Contre-projet du Conseil fédéral à l'initiative pour les glaciers
La Suisse vise la neutralité carbone d'ici 2050. Le Conseil fédéral veut toutefois atteindre l'objectif sans inscrire l'interdiction générale des énergies fossiles dans la Constitution. Il a présenté mercredi son contre-projet direct à l'initiative pour les glaciers.

L'initiative populaire "Pour un climat sain (initiative pour les glaciers)" exige une réduction des émissions de gaz à effet de serre à zéro d'ici 2050. Plus aucun carburant ou combustible fossile (huile, gaz, essence ou diesel) ne devra être mis en circulation en Suisse à partir de cette date. Des exceptions ne sont envisageables que s'il n'existe pas d’alternative technique.
Le Conseil fédéral poursuit le même objectif de réduction à zéro des émissions des gaz à effet de serre d'ici 2050 que les initiants. Il s'était fixé ce but en 2019 déjà et l'a confirmé en début d'année dans sa stratégie climatique à long terme, a rappelé la ministre de l'environnement Simonetta Sommaruga devant les médias.
Mais l'initiative va trop loin. Le gouvernement propose donc au Parlement de la rejeter au profit de son contre-projet direct qui sera le cas échéant soumis au vote en même temps que l'initiative.
Le Conseil fédéral renonce ainsi à interdire le recours aux agents énergétiques fossiles. Il remplace l'interdiction générale inscrite dans l'initiative par une obligation de réduire leur consommation.
Par cette distinction, le gouvernement veut prendre en compte la situation particulière des régions de montagne et des régions périphériques, généralement moins bien desservies en transports publics que les zones urbaines. Le principe sera inscrit dans la Constitution.
Le nouvel article devra en outre intégrer des éléments sur la sécurité du pays. L’armée, la police et les services de secours doivent pouvoir recourir, en cas de besoin, à des carburants fossiles durant leurs interventions.
Des exceptions doivent également être possibles si les technologies de substitution ne sont pas supportables sur les plans économique ou social ou si elles ne sont pas disponibles en quantité suffisante. Le choix de l'instrument nécessaire à la mise en oeuvre de l'objectif zéro carbone doit être ouvert, estime le Conseil fédéral.
Une réduction des émissions de gaz à effet de serre passe par une diminution de l'utilisation des énergies fossiles, a relevé Mme Sommaruga. Mais il reste des domaines où il n'y a pas d'alternatives et où il est difficile d'agir.
En Suisse, le potentiel de stockage durable du CO2 dans des puits, comme les forêts, les sols ou les gisements géologiques, est limité en raison de conditions techniques, économiques, écologiques et sociales.

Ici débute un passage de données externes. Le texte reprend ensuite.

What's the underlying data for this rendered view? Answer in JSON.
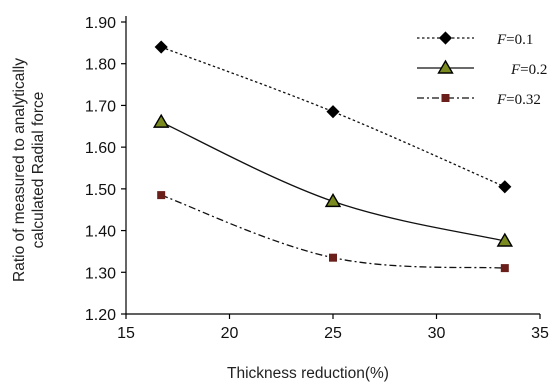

Le contre-projet laisse donc ouverte la question de savoir si les émissions issues d’énergies fossiles qui resteront en 2050 seront compensées par des puits de carbone en Suisse ou à l’étranger.

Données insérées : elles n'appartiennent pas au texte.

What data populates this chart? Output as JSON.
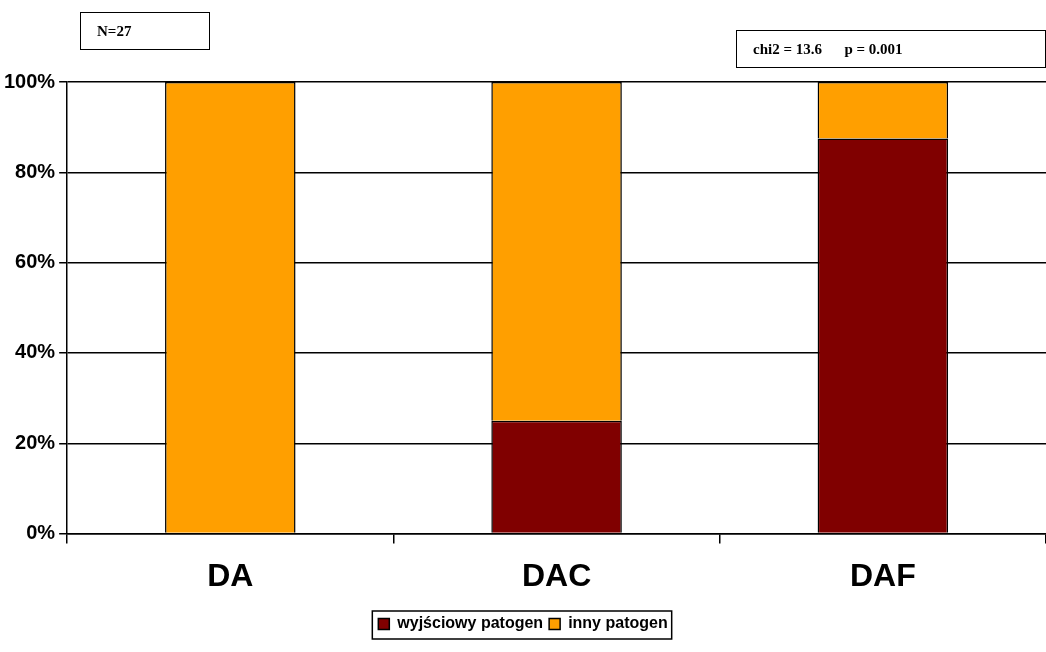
{
  "chart_data": {
    "type": "bar",
    "stacked": true,
    "categories": [
      "DA",
      "DAC",
      "DAF"
    ],
    "series": [
      {
        "name": "wyjściowy patogen",
        "color": "#800000",
        "values": [
          0,
          25,
          87.5
        ]
      },
      {
        "name": "inny patogen",
        "color": "#ff9f00",
        "values": [
          100,
          75,
          12.5
        ]
      }
    ],
    "ylim": [
      0,
      100
    ],
    "yticks": [
      {
        "value": 0,
        "label": "0%"
      },
      {
        "value": 20,
        "label": "20%"
      },
      {
        "value": 40,
        "label": "40%"
      },
      {
        "value": 60,
        "label": "60%"
      },
      {
        "value": 80,
        "label": "80%"
      },
      {
        "value": 100,
        "label": "100%"
      }
    ],
    "grid": "y",
    "legend": "bottom",
    "annotations": [
      "N=27",
      "chi2 = 13.6      p = 0.001"
    ]
  }
}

Dans son message, le gouvernement estime avoir pris compte de l'échec de la loi sur le CO2 dans les urnes le 13 juin dernier. Ce refus ne doit pas être interprété comme une opposition à la protection du climat, mais plutôt comme un rejet des mesures proposées, a souligné Mme Sommaruga.
La campagne a en outre montré qu'il ne faut pas punir, mais offrir à tous une vie compatible avec les besoins climatiques. La politique climatique de la Suisse ne s'est pas arrêtée après la votation, a ajouté la conseillère fédérale.
La loi actuelle continue à être appliquée et de nombreuses mesures sont en cours d'élaboration pour notamment prolonger les dispositions qui expireront en fin d'année. De nombreuses entreprises, communes, cantons prennent des mesures.
Pays alpin particulièrement touché par les changements climatiques, la Suisse se réchauffe deux fois plus que la moyenne mondiale. En tant que pays innovant et financièrement solide, l'objectif du zéro net d’ici à 2050 est réalisable. D'autant plus qu'il correspond aux objectifs du Groupe d’experts intergouvernemental sur l’évolution du climat (GIEC).
L'initiative populaire pour les glaciers a été déposée en novembre 2019 munie de 112'296 signatures récoltées en sept mois. Elle a été lancée par l'Association suisse pour la protection du climat.
Réagissant à la décision du Conseil fédéral, les initiants estiment que l'élimination progressive des combustibles fossiles est plus urgente que jamais. Cette solution est judicieuse économiquement parlant, car l'approvisionnement en énergie essentiellement national crée de la valeur ajoutée et des emplois en Suisse, selon eux.